Numerical study on the thermal interaction of gas-particle transport for a vortex flow solar reactor

Solar reactors, by nature of their high temperature, are nearly experimentally inaccessible. Most instruments capable of measuring fluid flow cannot survive the harsh temperatures inside the reactor. As such, computational fluid dynamics (CFD) has been relied on to provide insight into the flow within the reactor. Because of the size of the computing resources necessary to properly account for all of the physical mechanisms within the solar reactor, the current state of numerical simulations only provide a limited level of insight. The present study provides an analysis of flow behavior and thermal interaction of gas-particle flow for a directly irradiated vortex flow solar reactor. The thermal hydraulics between gas flow and particle has been considered by two way coupled Euler-Lagrange approach. A two band discrete ordinate (DO) model has been considered to solve radiative transport between walls and entrained particles.

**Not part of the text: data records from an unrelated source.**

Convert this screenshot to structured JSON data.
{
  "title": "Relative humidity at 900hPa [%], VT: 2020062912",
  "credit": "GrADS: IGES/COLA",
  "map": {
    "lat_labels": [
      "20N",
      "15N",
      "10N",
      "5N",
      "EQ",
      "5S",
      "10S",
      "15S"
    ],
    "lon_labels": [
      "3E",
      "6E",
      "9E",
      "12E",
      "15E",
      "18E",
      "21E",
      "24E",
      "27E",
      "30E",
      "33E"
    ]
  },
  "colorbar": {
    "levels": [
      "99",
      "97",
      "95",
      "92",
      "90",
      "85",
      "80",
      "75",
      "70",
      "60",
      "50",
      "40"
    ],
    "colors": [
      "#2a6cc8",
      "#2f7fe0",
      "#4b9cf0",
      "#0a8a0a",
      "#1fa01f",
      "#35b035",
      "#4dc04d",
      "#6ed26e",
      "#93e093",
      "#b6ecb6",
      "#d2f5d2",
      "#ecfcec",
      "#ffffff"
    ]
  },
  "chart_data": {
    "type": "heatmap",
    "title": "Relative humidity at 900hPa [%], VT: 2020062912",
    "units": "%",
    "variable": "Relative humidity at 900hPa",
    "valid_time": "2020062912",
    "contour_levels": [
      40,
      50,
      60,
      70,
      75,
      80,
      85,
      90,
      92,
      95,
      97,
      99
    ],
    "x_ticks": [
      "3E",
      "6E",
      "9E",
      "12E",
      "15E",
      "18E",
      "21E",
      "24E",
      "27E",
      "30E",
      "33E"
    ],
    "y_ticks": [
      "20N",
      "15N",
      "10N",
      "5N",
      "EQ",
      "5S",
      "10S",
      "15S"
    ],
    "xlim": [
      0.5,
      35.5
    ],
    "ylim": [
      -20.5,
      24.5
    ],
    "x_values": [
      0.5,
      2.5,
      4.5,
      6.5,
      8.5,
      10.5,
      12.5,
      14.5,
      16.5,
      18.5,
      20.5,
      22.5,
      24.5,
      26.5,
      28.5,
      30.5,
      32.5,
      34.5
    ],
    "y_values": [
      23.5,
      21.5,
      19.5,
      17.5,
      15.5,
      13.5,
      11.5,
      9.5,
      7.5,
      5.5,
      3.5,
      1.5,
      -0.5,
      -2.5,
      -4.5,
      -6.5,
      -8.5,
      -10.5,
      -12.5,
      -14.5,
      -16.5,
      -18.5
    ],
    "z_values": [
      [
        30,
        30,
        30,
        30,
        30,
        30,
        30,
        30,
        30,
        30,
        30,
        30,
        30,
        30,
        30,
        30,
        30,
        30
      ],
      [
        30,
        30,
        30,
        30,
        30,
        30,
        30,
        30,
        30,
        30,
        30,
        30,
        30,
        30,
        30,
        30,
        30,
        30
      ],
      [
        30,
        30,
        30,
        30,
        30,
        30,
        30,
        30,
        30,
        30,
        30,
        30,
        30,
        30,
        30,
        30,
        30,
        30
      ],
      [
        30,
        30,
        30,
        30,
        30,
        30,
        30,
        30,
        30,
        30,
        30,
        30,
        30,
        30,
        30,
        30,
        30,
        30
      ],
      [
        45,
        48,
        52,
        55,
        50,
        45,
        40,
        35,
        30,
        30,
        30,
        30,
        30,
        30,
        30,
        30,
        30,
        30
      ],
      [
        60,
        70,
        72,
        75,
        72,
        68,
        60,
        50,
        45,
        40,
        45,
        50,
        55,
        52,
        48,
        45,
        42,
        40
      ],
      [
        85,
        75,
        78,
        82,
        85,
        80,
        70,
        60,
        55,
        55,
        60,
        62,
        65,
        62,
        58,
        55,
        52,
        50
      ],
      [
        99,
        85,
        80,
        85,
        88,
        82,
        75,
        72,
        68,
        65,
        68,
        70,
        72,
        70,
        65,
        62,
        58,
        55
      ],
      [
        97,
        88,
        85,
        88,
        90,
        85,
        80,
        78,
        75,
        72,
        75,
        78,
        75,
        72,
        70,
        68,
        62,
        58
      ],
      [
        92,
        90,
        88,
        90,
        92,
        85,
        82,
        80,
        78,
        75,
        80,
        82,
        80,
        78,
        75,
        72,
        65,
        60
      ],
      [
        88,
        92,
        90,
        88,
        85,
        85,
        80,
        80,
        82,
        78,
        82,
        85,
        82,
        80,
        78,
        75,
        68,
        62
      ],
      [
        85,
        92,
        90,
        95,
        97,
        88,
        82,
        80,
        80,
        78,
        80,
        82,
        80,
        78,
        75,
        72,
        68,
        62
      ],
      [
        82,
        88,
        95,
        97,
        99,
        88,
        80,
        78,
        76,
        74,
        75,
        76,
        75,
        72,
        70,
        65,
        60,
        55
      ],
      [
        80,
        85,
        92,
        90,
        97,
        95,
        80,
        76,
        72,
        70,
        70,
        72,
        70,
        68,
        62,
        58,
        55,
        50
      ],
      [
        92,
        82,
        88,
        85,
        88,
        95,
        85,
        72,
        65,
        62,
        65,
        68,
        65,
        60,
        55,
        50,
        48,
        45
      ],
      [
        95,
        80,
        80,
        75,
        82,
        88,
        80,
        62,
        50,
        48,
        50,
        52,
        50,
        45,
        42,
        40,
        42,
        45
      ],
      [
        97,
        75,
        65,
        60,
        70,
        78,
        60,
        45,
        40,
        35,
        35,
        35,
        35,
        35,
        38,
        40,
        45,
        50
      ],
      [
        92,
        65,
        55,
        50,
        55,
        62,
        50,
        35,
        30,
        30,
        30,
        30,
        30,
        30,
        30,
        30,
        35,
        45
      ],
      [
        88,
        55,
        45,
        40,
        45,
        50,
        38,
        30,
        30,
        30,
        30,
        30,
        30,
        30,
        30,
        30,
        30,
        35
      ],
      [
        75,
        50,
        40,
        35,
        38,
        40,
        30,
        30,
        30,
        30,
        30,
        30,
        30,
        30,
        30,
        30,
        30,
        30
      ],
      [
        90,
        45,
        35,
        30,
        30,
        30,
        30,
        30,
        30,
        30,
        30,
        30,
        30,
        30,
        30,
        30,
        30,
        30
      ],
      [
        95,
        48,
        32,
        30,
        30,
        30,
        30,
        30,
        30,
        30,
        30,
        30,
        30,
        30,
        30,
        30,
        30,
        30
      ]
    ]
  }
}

The effect of main flow, secondary flow, particle loading, particle diameter and residence time are studied to analyze flow physics and heat transfer. Results are presented in terms of static temperature contours, temperature distribution along the center line of the cavity, path lines and particle temperature. It is observed that with the increase in main flow, secondary flow and particle diameter average outlet temperature of the fluid increases, and with the increase in particle loading the outlet temperature decreases. The particle exit temperature is observed to increase with the increase in residence time.